I set my alarm to wake up early and write this Torah column. Then I got a call that woke me earlier still with the news that my father had just died. In that moment, everything changed for me, including the Torah portion.
Obviously, the chapters and verses did not change. But the meaning changed, as it should. Jews live simultaneously in three cycles: the holiday cycle, the Torah reading cycle, and the personal lifecycle. All three influence and comment on one another.
If you have a baby during Passover, then the holiday and that child are forever linked – and not just because of the flourless birthday cakes. Your child may “own” the ma nishtana with a special sense of pride, or collect toy lambs, or repeatedly hear that it was the horseradish (bitterness) which put his mother into labor (life). If your sister died around Tu Bishvat (the New Year for Trees), both the shoveling and the planting may reverberate in a unique way. The Torah reading changes on – and in advance of – certain holidays. Even when it doesn’t change, the linkage is felt: reading about the renewal and universality of the covenant in parashat Nitzavim each year on the week before Rosh Hashanah puts us in just the right frame of mind for the New Year.

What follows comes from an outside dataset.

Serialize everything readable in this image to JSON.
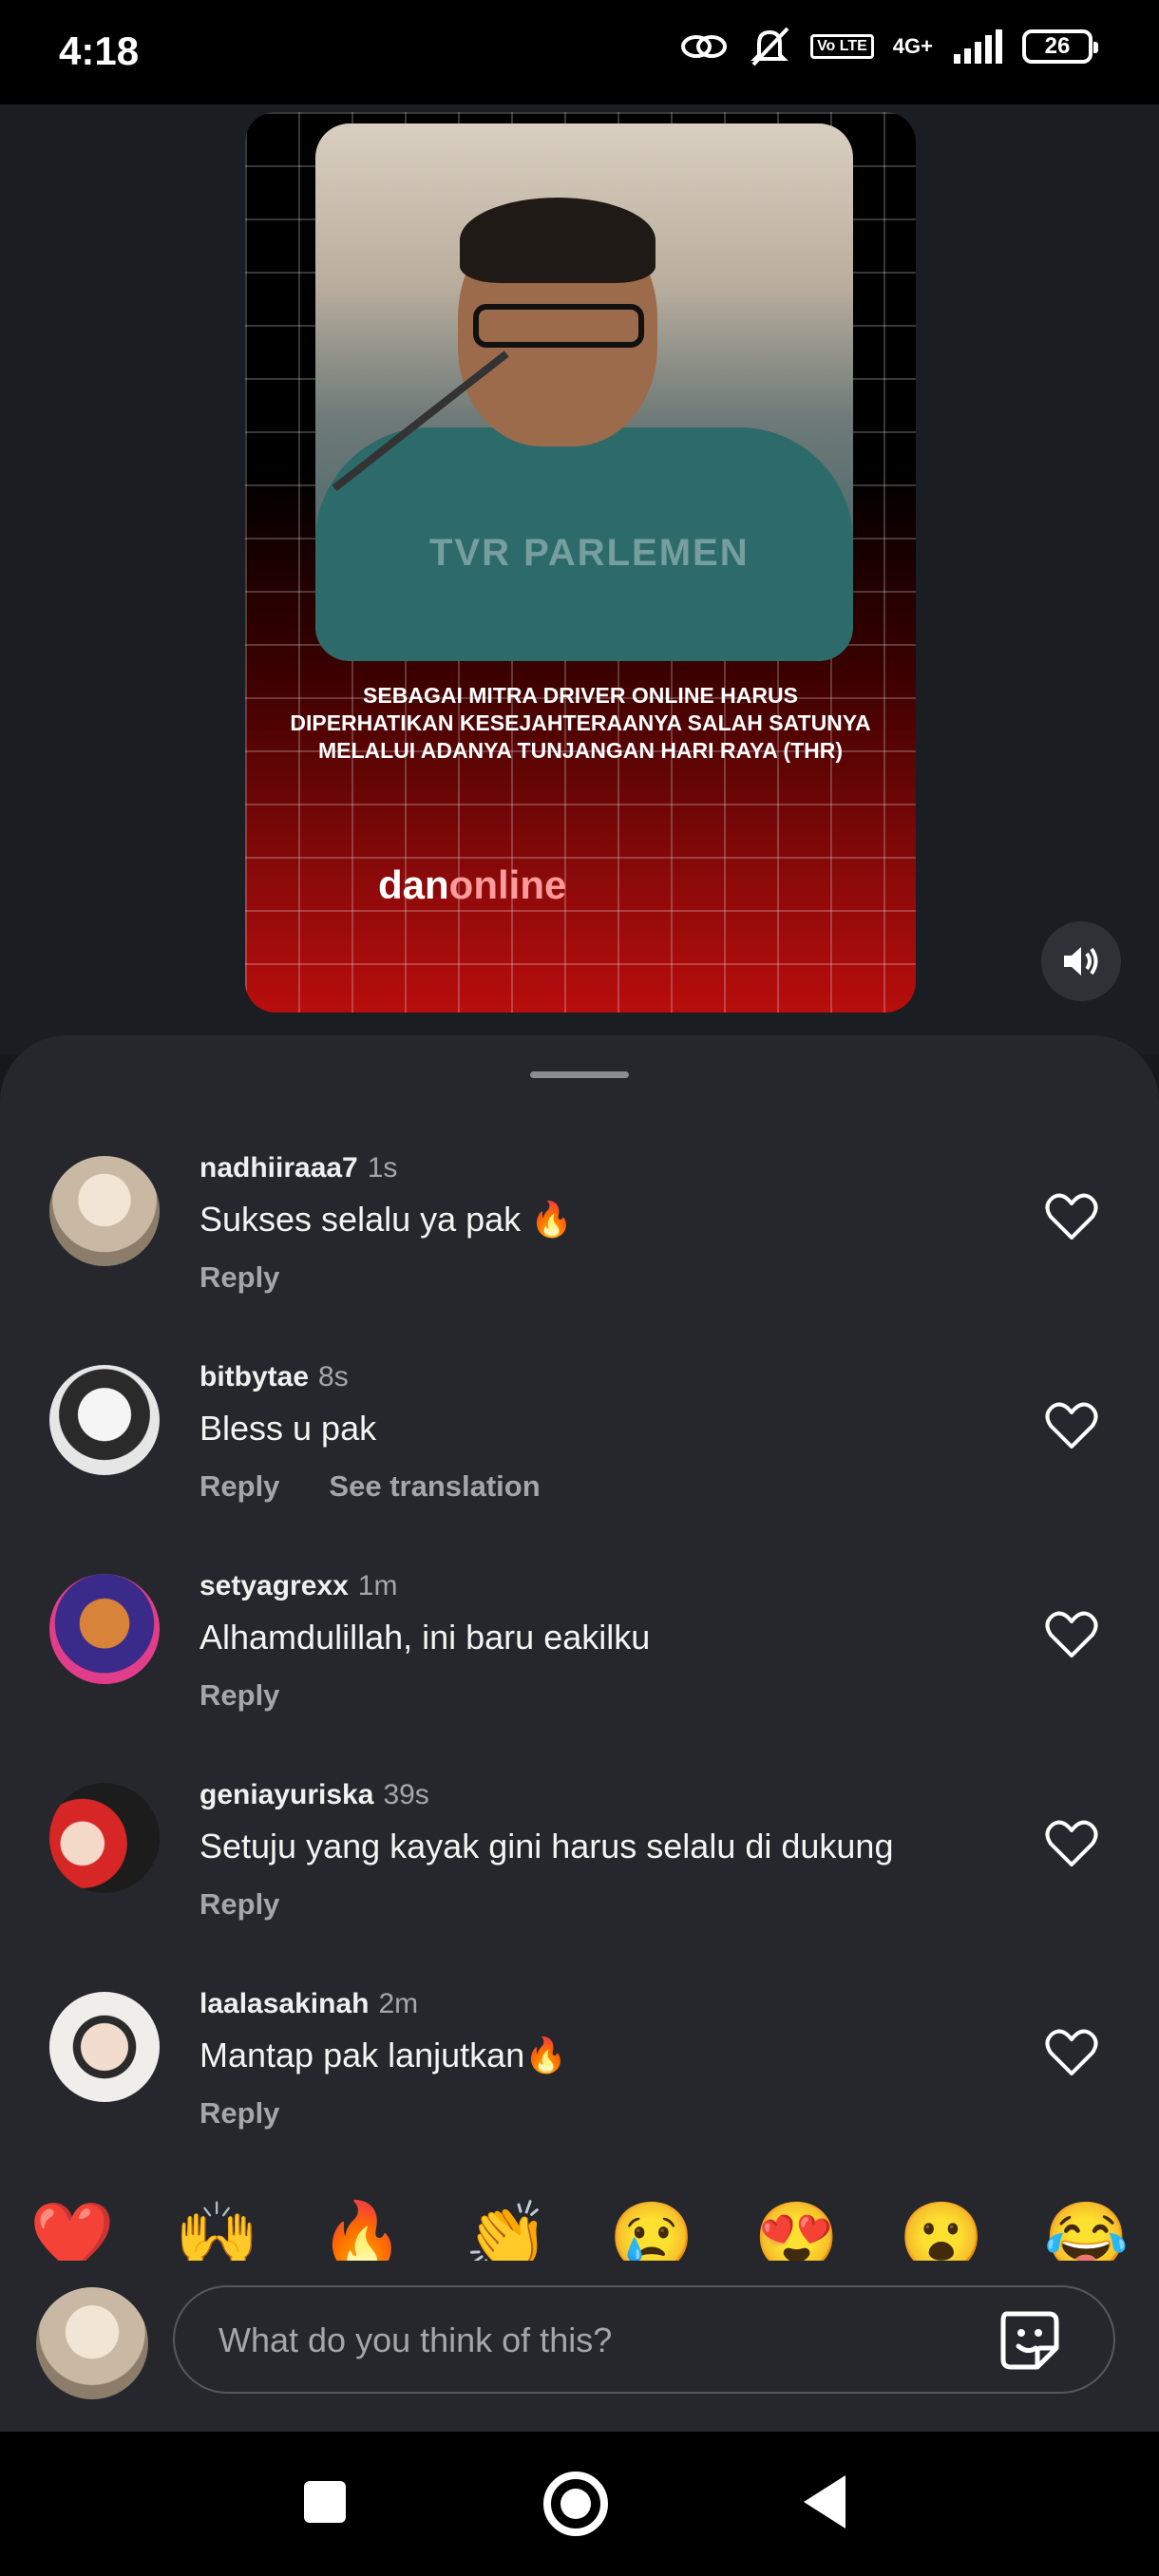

Such connections aren’t just made retrospectively. We can cultivate them. If you are scheduled for a biopsy, you can look to the Torah reading or upcoming holiday to sustain and inspire you. If you have chosen a wedding date based on the convenience of far-flung relatives, delve into that week’s Torah portion with your intended, and you are sure to find both romance and valuable instruction.
My father died on the day that I was slated to write about Shelach, which includes the story of twelve tribal leaders, ten of whom come back from the Land of Israel with what is usually labeled a “bad report.” The truth is: the report is good. Those ten spies agree with Joshua and Caleb, the two spies with a positive attitude, that the Land is flowing with milk and honey and has astonishingly large and rich produce. They simply don’t trust God’s promise that they will be able to own the land. They are overwhelmed by the fortifications of the cities and the stature of the people there, who appear to them to be superhuman. “We were like grasshoppers in our own eyes,” they say, and further project: “and so we were in their eyes.”
After my father’s death, I thought of the other “Promised Land” whose quality is not in dispute: the World to Come. Like the Land of Israel, it was promised to us. Yet we doubt it. The obstacles to owning a place in the World to Come seem more formidable than any earthly conquest. It is tempting to relinquish responsibility, along with hope, protesting that “we seem like grasshoppers in our own eyes – and in the eyes of the Court above also.”
But there are those rare people – an even 16.67% of the population or 2 out of 12 – who keep their eyes on the promise, more than on the problems. My father was of that number. Even when he was paralyzed with ALS, he never let his disabilities stop him from doing what he was able to do. Like Caleb, he said, “We are well able.” Long before he was ill, he directed his thoughts more to God’s greatness than to his own failings. As a result, he was one of the best and one of the happiest people I have known.
When my father realized that someone was feeling “like a grasshopper,” he would often quote the words that the prophet Samuel spoke to Saul, the first king of Israel (I Samuel 15:17): “You may be small in your own eyes, but are you not the head of the tribes of Israel?” There is no king in Israel, and tribes are lost to us. But we still have leaders. We still are leaders. In different times and ways, each of us is called upon to be a scout and explorer of the future and to lead the way there, despite fears and obstacles. Like our ancestors, we are “well able” to live up to the promise and the tasks that have been entrusted to us. The question is: will we?
In the way he lived and died, my father led the way to the World to Come. He loved life and wanted to live, but he was not afraid to die. He trusted God to help him overcome, even when he didn’t see how the forces mobilized against him could be vanquished. May his example inspire us to face life and death with courage.